02.10.18 Which consequences for the delayed transposition of IDD into Belgian law?
On 20 January 2016, the European Council adopted the Insurance Distribution Directive (IDD). The purpose of this directive was to create a level playing field among the distributors of insurance products, to strengthen the confidence of customers and to make regulatory treatment of the distribution of insurance products more uniform in order to ensure an adequate level of customer protection across the European Union.
The original transposition and entry into force deadline was 23 February 2018. In March 2018, the European Parliament delayed the transposition deadline until no later than 1st July 2018, and the entry into force deadline until 1st October 2018 at the latest.
Belgium, however, has not been able to implement the IDD into national law within these deadlines.
A directive is only completely transposed/implemented into national law when all the objectives set out in the directive have been met. Belgium in the meantime adopted one
Act and one Royal Decree (the Act of 31 July 2017 amending the 2 August 2002 Act on financial sector supervision, with respect to whistle-blowing, and the Royal Decree of 5 September 2017 approving the FSMA Regulation on the same). Those legislations are far from adequate to satisfy the objectives of IDD.
What, then, are the consequences of this delay?
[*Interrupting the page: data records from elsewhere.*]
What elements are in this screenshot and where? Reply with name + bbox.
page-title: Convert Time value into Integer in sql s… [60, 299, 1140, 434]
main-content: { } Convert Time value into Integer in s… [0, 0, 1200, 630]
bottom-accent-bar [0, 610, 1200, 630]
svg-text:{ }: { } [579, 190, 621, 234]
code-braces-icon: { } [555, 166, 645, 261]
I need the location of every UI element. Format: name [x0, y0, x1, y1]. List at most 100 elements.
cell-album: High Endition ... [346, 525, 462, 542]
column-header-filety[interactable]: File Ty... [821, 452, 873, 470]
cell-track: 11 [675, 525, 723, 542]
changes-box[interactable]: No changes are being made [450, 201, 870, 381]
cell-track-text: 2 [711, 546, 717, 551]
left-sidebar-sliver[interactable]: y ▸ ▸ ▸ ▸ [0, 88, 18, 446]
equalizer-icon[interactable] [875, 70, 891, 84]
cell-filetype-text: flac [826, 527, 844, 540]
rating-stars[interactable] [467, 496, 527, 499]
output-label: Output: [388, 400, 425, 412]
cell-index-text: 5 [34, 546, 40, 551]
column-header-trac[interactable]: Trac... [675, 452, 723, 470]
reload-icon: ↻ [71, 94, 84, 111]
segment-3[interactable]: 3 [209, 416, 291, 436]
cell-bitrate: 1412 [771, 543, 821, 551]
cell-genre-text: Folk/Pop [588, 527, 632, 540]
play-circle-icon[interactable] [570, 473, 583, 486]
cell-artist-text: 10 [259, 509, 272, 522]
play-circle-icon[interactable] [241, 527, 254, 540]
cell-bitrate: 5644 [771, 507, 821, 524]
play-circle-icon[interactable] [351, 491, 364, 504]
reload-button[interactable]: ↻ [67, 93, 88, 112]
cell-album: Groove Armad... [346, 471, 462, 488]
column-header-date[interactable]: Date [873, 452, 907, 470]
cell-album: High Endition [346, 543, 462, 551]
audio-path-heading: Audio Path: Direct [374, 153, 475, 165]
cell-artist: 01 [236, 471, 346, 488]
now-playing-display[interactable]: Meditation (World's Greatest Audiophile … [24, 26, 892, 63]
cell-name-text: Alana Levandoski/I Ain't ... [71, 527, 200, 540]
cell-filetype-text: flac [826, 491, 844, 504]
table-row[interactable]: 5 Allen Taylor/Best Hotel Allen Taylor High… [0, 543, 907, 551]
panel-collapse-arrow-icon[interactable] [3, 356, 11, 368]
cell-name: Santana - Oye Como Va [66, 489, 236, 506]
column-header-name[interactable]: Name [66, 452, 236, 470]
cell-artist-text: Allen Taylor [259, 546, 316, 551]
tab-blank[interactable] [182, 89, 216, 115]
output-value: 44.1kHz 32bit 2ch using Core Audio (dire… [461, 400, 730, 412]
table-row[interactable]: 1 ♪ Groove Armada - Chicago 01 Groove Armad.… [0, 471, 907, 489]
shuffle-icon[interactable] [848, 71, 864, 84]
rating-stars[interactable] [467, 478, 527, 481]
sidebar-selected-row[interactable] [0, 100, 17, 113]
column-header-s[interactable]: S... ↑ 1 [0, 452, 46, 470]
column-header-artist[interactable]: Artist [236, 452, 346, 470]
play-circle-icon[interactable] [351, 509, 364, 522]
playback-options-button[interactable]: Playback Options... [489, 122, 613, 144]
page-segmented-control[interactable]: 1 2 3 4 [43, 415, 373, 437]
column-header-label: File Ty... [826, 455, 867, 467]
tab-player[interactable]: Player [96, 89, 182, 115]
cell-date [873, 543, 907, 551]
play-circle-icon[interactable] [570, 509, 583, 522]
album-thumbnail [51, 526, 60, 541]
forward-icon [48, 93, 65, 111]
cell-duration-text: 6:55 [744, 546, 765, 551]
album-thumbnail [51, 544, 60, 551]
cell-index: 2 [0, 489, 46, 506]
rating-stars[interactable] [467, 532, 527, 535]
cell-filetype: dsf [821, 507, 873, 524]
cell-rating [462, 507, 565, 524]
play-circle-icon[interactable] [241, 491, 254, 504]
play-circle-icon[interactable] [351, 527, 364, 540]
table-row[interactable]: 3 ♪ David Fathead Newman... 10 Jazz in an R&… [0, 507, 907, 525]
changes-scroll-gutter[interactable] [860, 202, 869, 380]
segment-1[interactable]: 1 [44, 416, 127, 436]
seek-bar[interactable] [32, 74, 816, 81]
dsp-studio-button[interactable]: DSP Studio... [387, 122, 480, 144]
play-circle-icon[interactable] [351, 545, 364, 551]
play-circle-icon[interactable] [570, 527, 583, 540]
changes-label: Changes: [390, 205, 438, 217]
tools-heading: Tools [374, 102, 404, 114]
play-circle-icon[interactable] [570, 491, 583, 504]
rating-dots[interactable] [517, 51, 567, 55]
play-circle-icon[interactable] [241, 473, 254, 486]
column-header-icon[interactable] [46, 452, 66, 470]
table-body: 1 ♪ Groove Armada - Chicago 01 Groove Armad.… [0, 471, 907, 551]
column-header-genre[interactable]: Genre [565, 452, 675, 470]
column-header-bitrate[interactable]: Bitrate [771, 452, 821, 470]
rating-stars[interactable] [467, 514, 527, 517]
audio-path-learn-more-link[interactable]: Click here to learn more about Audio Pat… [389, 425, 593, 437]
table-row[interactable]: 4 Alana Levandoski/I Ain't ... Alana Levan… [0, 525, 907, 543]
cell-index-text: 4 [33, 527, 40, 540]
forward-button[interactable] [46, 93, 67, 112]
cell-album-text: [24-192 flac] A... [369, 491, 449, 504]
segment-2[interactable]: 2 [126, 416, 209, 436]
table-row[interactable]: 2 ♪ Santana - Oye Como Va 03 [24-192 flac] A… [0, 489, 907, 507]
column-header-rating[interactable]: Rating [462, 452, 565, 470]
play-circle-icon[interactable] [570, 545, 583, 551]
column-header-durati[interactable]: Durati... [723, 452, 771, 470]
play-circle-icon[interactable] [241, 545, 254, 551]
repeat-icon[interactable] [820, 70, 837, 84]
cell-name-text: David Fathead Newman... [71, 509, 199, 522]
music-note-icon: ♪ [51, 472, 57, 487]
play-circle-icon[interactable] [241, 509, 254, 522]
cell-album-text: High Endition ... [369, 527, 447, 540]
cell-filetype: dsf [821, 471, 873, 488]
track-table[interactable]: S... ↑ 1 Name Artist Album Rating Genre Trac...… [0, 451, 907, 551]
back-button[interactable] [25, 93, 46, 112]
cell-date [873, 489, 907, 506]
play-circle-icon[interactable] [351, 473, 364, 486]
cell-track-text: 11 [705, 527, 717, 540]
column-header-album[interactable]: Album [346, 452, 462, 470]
When a directive is not implemented on time, its articles are granted ‘direct vertical effect’. This means that, on certain conditions, individuals can rely on it in relations with the government. Individuals cannot invoke the articles of the directive against insurers, since they are not part of the government.
The Insurance Act of 4 April 2014 and the AssurMiFID regulations remain in force until the Belgian legislator modifies them.
The European Commission could launch an infringement procedure against Belgium. We admit such a risk is rather unlikely as the new IDD provisions are expected to enter into force during the month of October.